The doctor and researcher remains immune compromised and won't take risks with the coronavirus.
He hasn't set foot in a building other than his home since March 13. And his life still relies on infusions administered monthly through a chest port.
"I'm reminded every time I touch the port in my chest of the cytokine storms I had," he said. "I want so badly to solve (Covid-19) the way I did with Castleman. I have the same sense of urgency."
Castleman disease nearly killed Fajgenbaum five times in his 20s while he was working his way through University of Pennsylvania's Perelman School of Medicine and then earning an MBA at the University of Pennsylvania's Wharton School.

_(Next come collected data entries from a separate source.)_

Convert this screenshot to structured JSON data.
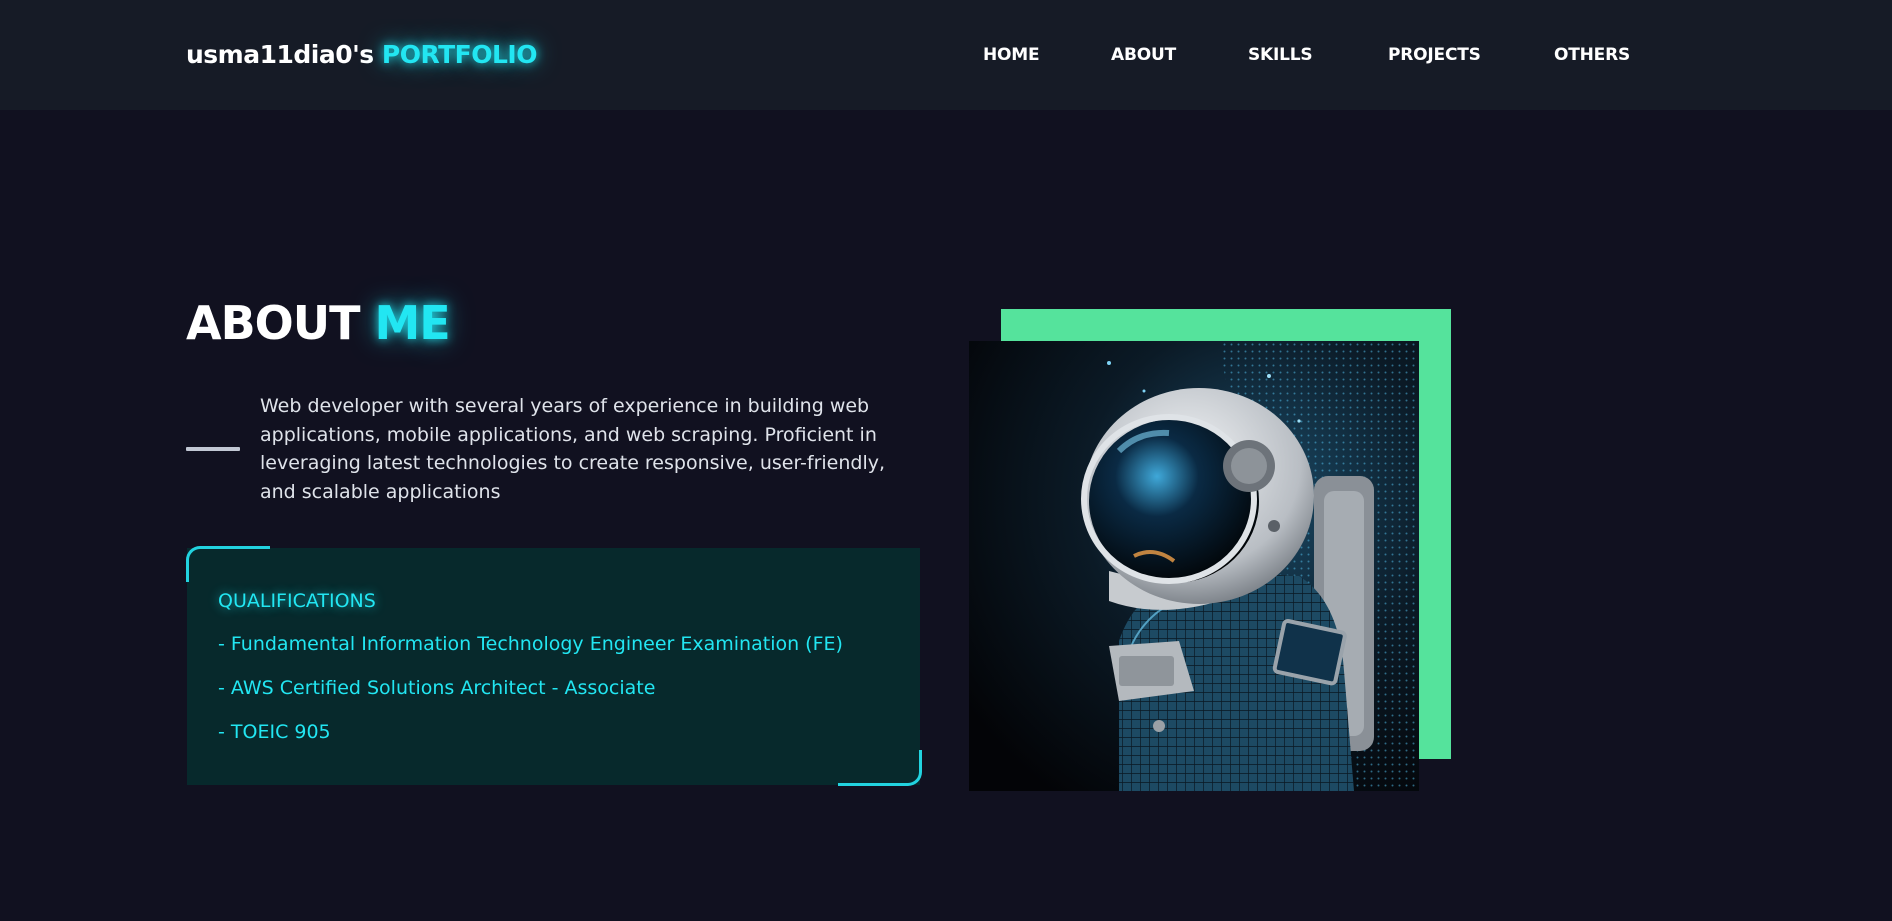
{
  "header": {
    "logo_prefix": "usma11dia0's",
    "logo_accent": "PORTFOLIO",
    "nav": [
      "HOME",
      "ABOUT",
      "SKILLS",
      "PROJECTS",
      "OTHERS"
    ]
  },
  "about": {
    "title_main": "ABOUT",
    "title_accent": "ME",
    "bio": "Web developer with several years of experience in building web applications, mobile applications, and web scraping. Proficient in leveraging latest technologies to create responsive, user-friendly, and scalable applications"
  },
  "qualifications": {
    "title": "QUALIFICATIONS",
    "items": [
      "- Fundamental Information Technology Engineer Examination (FE)",
      "- AWS Certified Solutions Architect - Associate",
      "- TOEIC 905"
    ]
  },
  "image": {
    "icon": "astronaut-illustration"
  },
  "colors": {
    "background": "#111120",
    "navbar": "#161b26",
    "accent": "#22e6f2",
    "qual_box": "#07292c",
    "photo_frame": "#55e39c"
  }
}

Each time, the deadly disease triggered cytokine storms that led to multiple organ failure.
But the young man created a global organization to rally doctors, scientists and patients toward finding a cure. With intense study and brilliant partners, he zeroed in on an already available immunosupressant that could be repurposed to save his life.
Last year he published his memoir, "Chasing My Cure," detailing a journey in which at one point a priest was brought to his hospital room to give his last rites.
Fajgenbaum's story reads likes the teaser for a hit Netflix series. But if it were a show, all of that is really just season one. Because, spoiler alert — then a global pandemic hit.
A year ago you might have thought what the writers threw at him in a second season might be a bit unrealistic. But this project is the obvious next step.
"I see myself bringing our experiences with Castleman now over to the global fight against corona," he said.
Correction: An earlier version of this story misstated the type of infusions Dr. Fajgenbaum currently relies on.